Adam Samia was convicted of murder and other charges in a joint trial where the United States presented a redacted confession from his co-defendant. This confession implicated an accomplice without directly naming him. Samia argued that allowing his co-defendant’s confession as evidence violated his Sixth Amendment right under the Confrontation Clause because the jury likely inferred that he was the unnamed accomplice mentioned, yet he would have no opportunity to cross-examine his accuser.
More than 50 years ago, the Supreme Court ruled in Bruton v. United States that confessions explicitly incriminating co-defendants violate the Confrontation Clause. The Confrontation Clause assures defendants the right to face the witnesses testifying against them in criminal cases, even when jurors are instructed to consider these confessions solely in relation to the defendants who made them.

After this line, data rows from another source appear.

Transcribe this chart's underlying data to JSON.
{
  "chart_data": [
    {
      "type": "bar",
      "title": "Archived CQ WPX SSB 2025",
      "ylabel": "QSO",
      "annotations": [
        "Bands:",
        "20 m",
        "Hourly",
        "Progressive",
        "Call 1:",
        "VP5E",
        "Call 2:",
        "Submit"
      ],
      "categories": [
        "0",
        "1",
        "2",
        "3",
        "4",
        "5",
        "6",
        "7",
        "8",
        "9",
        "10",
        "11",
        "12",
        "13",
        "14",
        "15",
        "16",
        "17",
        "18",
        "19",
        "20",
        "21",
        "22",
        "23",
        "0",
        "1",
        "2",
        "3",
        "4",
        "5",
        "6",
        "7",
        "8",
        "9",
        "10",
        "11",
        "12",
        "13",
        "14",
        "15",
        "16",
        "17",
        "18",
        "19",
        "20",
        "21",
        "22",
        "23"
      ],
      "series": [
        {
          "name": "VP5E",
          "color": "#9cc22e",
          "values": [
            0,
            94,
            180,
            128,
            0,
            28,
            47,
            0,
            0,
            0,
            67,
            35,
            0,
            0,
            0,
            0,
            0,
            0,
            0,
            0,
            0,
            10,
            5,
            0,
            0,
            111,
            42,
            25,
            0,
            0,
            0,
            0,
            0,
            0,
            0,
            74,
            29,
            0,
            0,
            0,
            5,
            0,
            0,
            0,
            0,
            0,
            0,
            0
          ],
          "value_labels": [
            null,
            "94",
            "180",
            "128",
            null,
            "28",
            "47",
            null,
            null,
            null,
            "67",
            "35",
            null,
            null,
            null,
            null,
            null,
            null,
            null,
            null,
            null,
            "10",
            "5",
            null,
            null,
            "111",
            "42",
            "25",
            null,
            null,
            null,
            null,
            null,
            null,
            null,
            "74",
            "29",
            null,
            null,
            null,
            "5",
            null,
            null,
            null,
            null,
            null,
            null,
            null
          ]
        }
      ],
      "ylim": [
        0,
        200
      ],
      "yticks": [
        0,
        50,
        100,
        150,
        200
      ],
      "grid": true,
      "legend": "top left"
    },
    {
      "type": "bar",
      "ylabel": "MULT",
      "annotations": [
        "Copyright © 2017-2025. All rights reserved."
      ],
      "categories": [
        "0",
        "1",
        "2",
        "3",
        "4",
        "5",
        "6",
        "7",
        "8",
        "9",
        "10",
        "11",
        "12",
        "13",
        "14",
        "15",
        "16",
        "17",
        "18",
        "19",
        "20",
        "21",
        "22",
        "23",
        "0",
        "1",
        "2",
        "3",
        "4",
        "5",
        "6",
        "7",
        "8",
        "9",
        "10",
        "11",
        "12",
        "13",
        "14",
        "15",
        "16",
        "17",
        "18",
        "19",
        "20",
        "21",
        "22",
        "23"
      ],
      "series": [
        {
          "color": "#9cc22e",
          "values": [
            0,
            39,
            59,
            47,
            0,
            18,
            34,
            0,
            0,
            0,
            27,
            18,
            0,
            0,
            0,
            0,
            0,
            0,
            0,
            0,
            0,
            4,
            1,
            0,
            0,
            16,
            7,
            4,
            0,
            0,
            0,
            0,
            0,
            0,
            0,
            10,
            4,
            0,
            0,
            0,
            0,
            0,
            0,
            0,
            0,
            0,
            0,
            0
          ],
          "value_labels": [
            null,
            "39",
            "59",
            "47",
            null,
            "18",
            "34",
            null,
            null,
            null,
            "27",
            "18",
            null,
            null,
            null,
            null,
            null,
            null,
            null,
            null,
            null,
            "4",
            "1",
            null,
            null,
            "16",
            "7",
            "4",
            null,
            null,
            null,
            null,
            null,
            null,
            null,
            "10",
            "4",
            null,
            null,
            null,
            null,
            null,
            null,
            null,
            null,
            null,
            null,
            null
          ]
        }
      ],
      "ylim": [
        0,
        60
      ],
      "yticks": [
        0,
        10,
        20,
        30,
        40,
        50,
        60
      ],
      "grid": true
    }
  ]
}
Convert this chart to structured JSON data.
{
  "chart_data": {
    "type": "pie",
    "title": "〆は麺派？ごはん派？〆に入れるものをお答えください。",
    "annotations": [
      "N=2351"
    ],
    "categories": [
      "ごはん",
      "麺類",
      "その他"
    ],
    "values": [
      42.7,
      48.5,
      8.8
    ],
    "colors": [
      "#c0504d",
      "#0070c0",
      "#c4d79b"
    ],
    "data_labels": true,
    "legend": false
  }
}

Samia argued that the confession should have been excluded under the Court’s decision in Bruton v. United States. The United States contended that no Sixth Amendment violation occurred, as the co-defendant’s confession was appropriately redacted and accompanied by a limiting instruction.
The American Civil Liberties Union, along with the National Association of Criminal Defense Lawyers, filed an amicus brief in support of Samia urging the Court to rule that the Confrontation Clause bars unconfronted confessions that are directly accusatory, even where they do not expressly name the defendant. This standard would protect an indispensable constitutional right, is easily administrable before trial, and preserves an important role for separate trials in the few cases ill-suited to Bruton-compliant redactions.
On June 23, 2023, a divided Court ruled in favor of the United States, finding that the generic redactions were sufficient to allow the admission of confessions of non-testifying codefendants.